Pour comprendre cette interrogation, partons à Cologne, où les membres de Can suivent une initiation qui est loin de les prédestiner aux rythmes primaires du rock. Holder Czukay et Irmin Shmidt ont effectué de brillantes études de musique, avant d’enseigner leur savoir, quand le premier ne dirige pas des orchestres symphoniques. Pour eux , la révelation viendra lors de l’écoute du premier album du velvet. Malgré la simplicité de son instrumentation, il se dégage de ce disque une poésie et une inventivité digne de la grande musique qu’ils enseignent.

Il s’adjoignent alors les services de David C Johnson , un compositeur qui a fait ses armes dans l’électro naissante , et du batteur free jazz Jackie Liebezeit. Ensemble, ils s’enferment de longues heures pour jammer , en essayant de perdre tous les automatismes virtuoses acquis lors de leurs brillants parcours. Une fois ce désapprentissage effectué, il leur faut trouver un chanteur. La femme de Czukay leur présente alors Malcolm Mooney , un artiste qu’elle a rencontré lors d’un voyage à Paris.

Ayant surtout consacré sa vie à la sculpture, l’homme est le chanteur qui convient parfaitement au projet du groupe. De cette formation naitra deux albums délirants , monster movie et soundtrack, où la simplicité retrouvée par les musiciens leur permet de créer un univers hypnotique et dérangeant. Mais ces rythmes hypnotiques joués à un volume indécent finissent par affecter le chanteur, qui quitte la formation après que son psy lui ait annoncé que cette musique nuisait à sa santé mentale.

Ce départ n’affecte pas le groupe, convaincu d’avoir ouvert une voie novatrice, qui mérite d’être explorée. Il recrute donc Kendji Suzuki , qui augmente le coté hypnotique de leur musique en chantant en Japonais, obligeant ainsi les spectateur à oublier les paroles pour se concentrer sur les rythmes hypnotiques et les ambiances planantes tricotées par les musiciens.

Sortie en 1971, « tago mago » est le meilleur représentant de cette musique hors norme.

Les influences Jazz et electro des musiciens sont dynamitées dans une grande messe expérimentale, où la musique s’empare de votre cerveau progressivement pour vous emmener dans des territoires inconnus. La première face peut paraitre plus « conformiste ». La guitare est présente, et même si les rythmes sont répétitifs, l’auditeur peut encore trouver quelques éléments auxquels s’accrocher dans ce dédale de sons étranges.
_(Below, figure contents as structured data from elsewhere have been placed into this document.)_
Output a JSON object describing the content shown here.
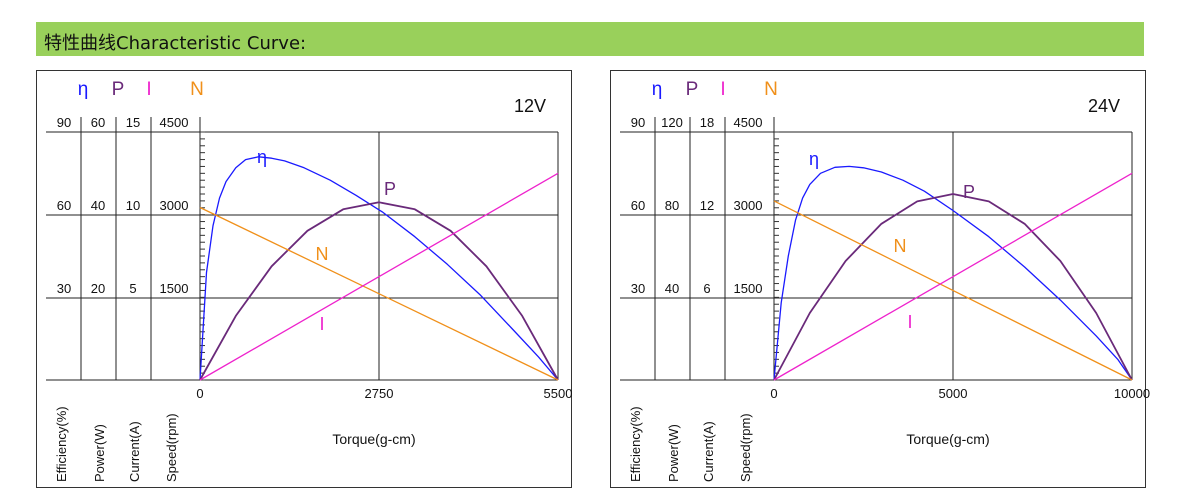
{
  "header": {
    "title": "特性曲线Characteristic Curve:"
  },
  "colors": {
    "header_bg": "#99d05b",
    "efficiency": "#1a1aff",
    "power": "#6a2a7a",
    "current": "#ee22cc",
    "speed": "#f0901a"
  },
  "chart_data": [
    {
      "type": "line",
      "voltage_label": "12V",
      "xlabel": "Torque(g-cm)",
      "xlim": [
        0,
        5500
      ],
      "x_ticks": [
        "0",
        "2750",
        "5500"
      ],
      "axis_symbols": {
        "efficiency": "η",
        "power": "P",
        "current": "I",
        "speed": "N"
      },
      "axis_labels": {
        "efficiency": "Efficiency(%)",
        "power": "Power(W)",
        "current": "Current(A)",
        "speed": "Speed(rpm)"
      },
      "scale_ticks": [
        {
          "efficiency": "90",
          "power": "60",
          "current": "15",
          "speed": "4500"
        },
        {
          "efficiency": "60",
          "power": "40",
          "current": "10",
          "speed": "3000"
        },
        {
          "efficiency": "30",
          "power": "20",
          "current": "5",
          "speed": "1500"
        }
      ],
      "ylim": {
        "efficiency": [
          0,
          90
        ],
        "power": [
          0,
          60
        ],
        "current": [
          0,
          15
        ],
        "speed": [
          0,
          4500
        ]
      },
      "series": [
        {
          "name": "η",
          "axis": "efficiency",
          "x": [
            0,
            100,
            200,
            300,
            400,
            550,
            700,
            900,
            1100,
            1300,
            1600,
            2000,
            2400,
            2800,
            3300,
            3800,
            4300,
            4800,
            5200,
            5500
          ],
          "values": [
            0,
            39,
            56,
            66,
            72,
            77,
            80,
            81,
            80.5,
            79.5,
            77,
            72.5,
            67,
            61,
            52,
            42,
            31,
            18.5,
            8.4,
            0
          ]
        },
        {
          "name": "P",
          "axis": "power",
          "x": [
            0,
            550,
            1100,
            1650,
            2200,
            2750,
            3300,
            3850,
            4400,
            4950,
            5500
          ],
          "values": [
            0,
            15.5,
            27.5,
            36.1,
            41.3,
            43,
            41.3,
            36.1,
            27.5,
            15.5,
            0
          ]
        },
        {
          "name": "N",
          "axis": "speed",
          "x": [
            0,
            5500
          ],
          "values": [
            3130,
            0
          ]
        },
        {
          "name": "I",
          "axis": "current",
          "x": [
            0,
            5500
          ],
          "values": [
            0,
            12.5
          ]
        }
      ]
    },
    {
      "type": "line",
      "voltage_label": "24V",
      "xlabel": "Torque(g-cm)",
      "xlim": [
        0,
        10000
      ],
      "x_ticks": [
        "0",
        "5000",
        "10000"
      ],
      "axis_symbols": {
        "efficiency": "η",
        "power": "P",
        "current": "I",
        "speed": "N"
      },
      "axis_labels": {
        "efficiency": "Efficiency(%)",
        "power": "Power(W)",
        "current": "Current(A)",
        "speed": "Speed(rpm)"
      },
      "scale_ticks": [
        {
          "efficiency": "90",
          "power": "120",
          "current": "18",
          "speed": "4500"
        },
        {
          "efficiency": "60",
          "power": "80",
          "current": "12",
          "speed": "3000"
        },
        {
          "efficiency": "30",
          "power": "40",
          "current": "6",
          "speed": "1500"
        }
      ],
      "ylim": {
        "efficiency": [
          0,
          90
        ],
        "power": [
          0,
          120
        ],
        "current": [
          0,
          18
        ],
        "speed": [
          0,
          4500
        ]
      },
      "series": [
        {
          "name": "η",
          "axis": "efficiency",
          "x": [
            0,
            200,
            400,
            600,
            800,
            1000,
            1300,
            1700,
            2100,
            2500,
            3000,
            3600,
            4200,
            5000,
            6000,
            7000,
            8000,
            9000,
            9600,
            10000
          ],
          "values": [
            0,
            28,
            45,
            58,
            66,
            71,
            75,
            77.2,
            77.5,
            77,
            75.5,
            72.5,
            68.5,
            61.5,
            52,
            41,
            29,
            16,
            7.5,
            0
          ]
        },
        {
          "name": "P",
          "axis": "power",
          "x": [
            0,
            1000,
            2000,
            3000,
            4000,
            5000,
            6000,
            7000,
            8000,
            9000,
            10000
          ],
          "values": [
            0,
            32.4,
            57.6,
            75.6,
            86.4,
            90,
            86.4,
            75.6,
            57.6,
            32.4,
            0
          ]
        },
        {
          "name": "N",
          "axis": "speed",
          "x": [
            0,
            10000
          ],
          "values": [
            3250,
            0
          ]
        },
        {
          "name": "I",
          "axis": "current",
          "x": [
            0,
            10000
          ],
          "values": [
            0,
            15
          ]
        }
      ]
    }
  ]
}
Les influences Jazz câlinent ses oreilles , avant de s’effacer progressivement.

Ainsi les quatre premiers morceaux sont portés par une rythmique implacable, à laquelle l’auditeur pourra s’accrocher pour ne pas sombrer dans ce déluge hallucinogène.
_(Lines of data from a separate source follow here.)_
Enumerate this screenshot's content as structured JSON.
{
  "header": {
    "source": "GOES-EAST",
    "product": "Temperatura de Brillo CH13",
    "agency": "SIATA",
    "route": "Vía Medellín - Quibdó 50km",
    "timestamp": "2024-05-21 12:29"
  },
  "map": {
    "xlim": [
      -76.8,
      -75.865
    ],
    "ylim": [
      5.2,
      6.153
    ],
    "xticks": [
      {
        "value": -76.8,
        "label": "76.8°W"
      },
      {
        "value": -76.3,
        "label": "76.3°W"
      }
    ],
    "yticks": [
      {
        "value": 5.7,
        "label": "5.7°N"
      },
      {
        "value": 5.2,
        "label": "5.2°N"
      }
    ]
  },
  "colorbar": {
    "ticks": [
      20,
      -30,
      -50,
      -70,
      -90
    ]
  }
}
Mais ces morceaux n’étaient qu’une préparation pour la partie la plus hallucinée de l’album.

Des lors toute trace de mélodie sera systématiquement détruite, et on ne peut s’empêcher d’être fasciné par l’ambiance malsaine qui se dégage de cet enchainement de sons.

Le fond electro dresse un décor paranoïaque , la voix lance un râle inquiétant de mariashi démoniaque , embarquant le bien nommé « halleluhwah » dans un mysticisme décadent. La musique de Can apparait alors dans toute son excentricité, une excentricité telle qu’elle semble aussi dangereuse pour les cerveaux qu’une overdose de LSD. On pourrait y voir un pont entre la froideur électronique de tangerine dream et autres neu , et le psychédélisme délirant d’Amon Dull et Guru Guru. Comme si le meilleur de l’expérimental allemand s’était allié dans un délire paranoïaque. Du Velvet , le groupe a gardé une certaine simplicité instrumentale , ce focalisant sur les sons sans se préoccuper de la technique. Et c’est bien cet apparent amateurisme qui rend ce disque aussi fascinant, leur imagination s’exprimant ainsi directement et sans barrières.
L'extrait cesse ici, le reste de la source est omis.